Over the years, many ACL reconstruction techniques have been described, including single-bundle repair, ACL augmentation, ACL reconstruction, and biological approaches. Single-bundle repair is rarely performed for the treatment of partial tears of the ACL because historically this mode of repair has resulted in poor clinical outcomes.29,41 Recently, arthroscopic techniques have improved ACL repair, augmentation, and reconstruction outcomes.18,36 Adachi et al1 performed hamstring and allogenic fascia lata augmentation and stated that ACL augmentation is superior to ACL reconstruction from the viewpoint of proprioception and joint stability because of mechanoreceptor preservation in ACL remnants. In the past decade, an interest in biological approaches has grown progressively, with studies on the healing response,45 cell therapy,8–10 augmentation with growth factors,15,26,32,53 platelet-rich plasma,40 and scaffolds + suture + platelet-rich plasma.19 Biological enhancement of the ACL33 has generated promising preclinical and short-term clinical outcomes, but further studies are necessary to define the role of these approaches in the treatment of partial ACL tears.14
This study has several limitations, including a limited sample size, lack of a control group, and retrospective design with prospectively collected data.
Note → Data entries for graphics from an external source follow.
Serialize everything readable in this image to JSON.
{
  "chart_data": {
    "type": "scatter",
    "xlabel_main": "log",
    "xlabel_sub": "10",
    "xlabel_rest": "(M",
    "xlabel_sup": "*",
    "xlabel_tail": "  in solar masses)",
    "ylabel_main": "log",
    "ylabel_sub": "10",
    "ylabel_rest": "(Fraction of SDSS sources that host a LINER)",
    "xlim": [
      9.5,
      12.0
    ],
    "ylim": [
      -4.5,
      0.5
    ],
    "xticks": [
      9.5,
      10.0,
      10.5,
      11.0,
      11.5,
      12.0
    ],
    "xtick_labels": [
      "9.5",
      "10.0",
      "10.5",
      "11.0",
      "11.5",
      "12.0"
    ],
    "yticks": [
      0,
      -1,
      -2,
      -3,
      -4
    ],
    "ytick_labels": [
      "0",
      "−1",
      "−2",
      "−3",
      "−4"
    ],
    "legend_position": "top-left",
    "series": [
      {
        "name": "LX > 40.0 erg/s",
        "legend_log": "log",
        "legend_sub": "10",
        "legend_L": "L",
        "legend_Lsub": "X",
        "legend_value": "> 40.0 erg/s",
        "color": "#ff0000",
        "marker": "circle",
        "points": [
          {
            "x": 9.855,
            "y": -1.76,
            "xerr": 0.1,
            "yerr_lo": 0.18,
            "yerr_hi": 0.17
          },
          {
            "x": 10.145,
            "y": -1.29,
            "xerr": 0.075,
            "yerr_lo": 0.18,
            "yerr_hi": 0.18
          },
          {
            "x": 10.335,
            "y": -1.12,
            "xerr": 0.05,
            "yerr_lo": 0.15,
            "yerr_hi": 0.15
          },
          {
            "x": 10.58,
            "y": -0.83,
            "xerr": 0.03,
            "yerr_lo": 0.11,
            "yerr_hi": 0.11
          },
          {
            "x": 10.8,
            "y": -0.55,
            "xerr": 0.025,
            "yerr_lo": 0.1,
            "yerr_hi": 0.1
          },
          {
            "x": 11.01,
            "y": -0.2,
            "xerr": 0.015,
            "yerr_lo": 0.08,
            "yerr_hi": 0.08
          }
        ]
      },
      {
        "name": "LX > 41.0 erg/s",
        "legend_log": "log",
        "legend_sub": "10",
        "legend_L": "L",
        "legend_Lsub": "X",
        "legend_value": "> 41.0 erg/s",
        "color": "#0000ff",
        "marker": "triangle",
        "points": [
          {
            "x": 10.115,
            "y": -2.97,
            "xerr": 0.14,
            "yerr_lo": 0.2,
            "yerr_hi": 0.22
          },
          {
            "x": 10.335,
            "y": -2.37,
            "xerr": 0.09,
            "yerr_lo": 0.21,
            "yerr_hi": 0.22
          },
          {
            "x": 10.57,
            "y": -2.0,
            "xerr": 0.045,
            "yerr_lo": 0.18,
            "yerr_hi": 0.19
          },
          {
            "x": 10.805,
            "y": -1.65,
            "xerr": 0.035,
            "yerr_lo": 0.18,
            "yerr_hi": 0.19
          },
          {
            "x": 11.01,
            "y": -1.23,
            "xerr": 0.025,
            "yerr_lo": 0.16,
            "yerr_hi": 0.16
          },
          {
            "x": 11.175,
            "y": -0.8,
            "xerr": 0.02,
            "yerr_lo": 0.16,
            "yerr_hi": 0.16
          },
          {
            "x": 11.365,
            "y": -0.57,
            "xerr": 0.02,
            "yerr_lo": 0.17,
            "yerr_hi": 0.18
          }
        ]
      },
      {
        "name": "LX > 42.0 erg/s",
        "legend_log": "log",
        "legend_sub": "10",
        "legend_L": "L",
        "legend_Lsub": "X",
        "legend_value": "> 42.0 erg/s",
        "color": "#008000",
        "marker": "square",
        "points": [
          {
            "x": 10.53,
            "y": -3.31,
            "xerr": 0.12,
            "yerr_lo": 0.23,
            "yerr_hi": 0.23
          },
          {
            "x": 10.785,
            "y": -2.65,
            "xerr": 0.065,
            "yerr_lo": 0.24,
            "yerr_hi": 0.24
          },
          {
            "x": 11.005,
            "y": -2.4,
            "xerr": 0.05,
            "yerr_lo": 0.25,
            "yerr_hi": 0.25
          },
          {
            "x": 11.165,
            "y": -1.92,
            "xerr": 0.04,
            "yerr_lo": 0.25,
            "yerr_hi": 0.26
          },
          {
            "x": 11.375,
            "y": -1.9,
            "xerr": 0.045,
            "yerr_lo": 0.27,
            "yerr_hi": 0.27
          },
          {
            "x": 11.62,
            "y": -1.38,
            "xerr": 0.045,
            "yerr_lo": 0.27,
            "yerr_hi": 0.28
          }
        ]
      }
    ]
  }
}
There was a lack of a standard definition of a partial tear and no follow-up MRI to assess healing in those without further injuries. Despite these factors, this study cohort was relatively large when considering the incidence of partial ACL injuries. The last follow-up evaluation was conducted by telephone; only 35 of 41 patients provided both IKDC and Tegner scores, and only 33 of 41 patients provided the ACL-RSI score. The strengths of this study include a prospectively populated database and standardized diagnosis, treatment, and rehabilitation protocols.
Conclusion
A partial ACL injury progressed to a complete ACL tear in 39% of young active patients treated nonoperatively. Patient age ≤20 years and participation in pivoting contact sports were identified as significant risk factors for the progression to a complete tear.
Footnotes
One or more of the authors has declared the following potential conflict of interest or source of funding: J.-M.F. is a paid consultant for Arthrex and Newclip Technics. B.S.-C. is a paid consultant for and receives royalties and research support from Arthrex. G.D.d.M.M. has received fellowship support from Arthrex. M.T. is a paid consultant for Arthrex. AOSSM checks author disclosures against the Open Payments Database (OPD). AOSSM has not conducted an independent investigation on the OPD and disclaims any liability or responsibility relating thereto.
Ethical approval for this study was obtained from the Ramsay-Générale de Santé Comité d’Ethique (#COS-RGDS-2018-11-001-Avis IRB-FAYARD-JM).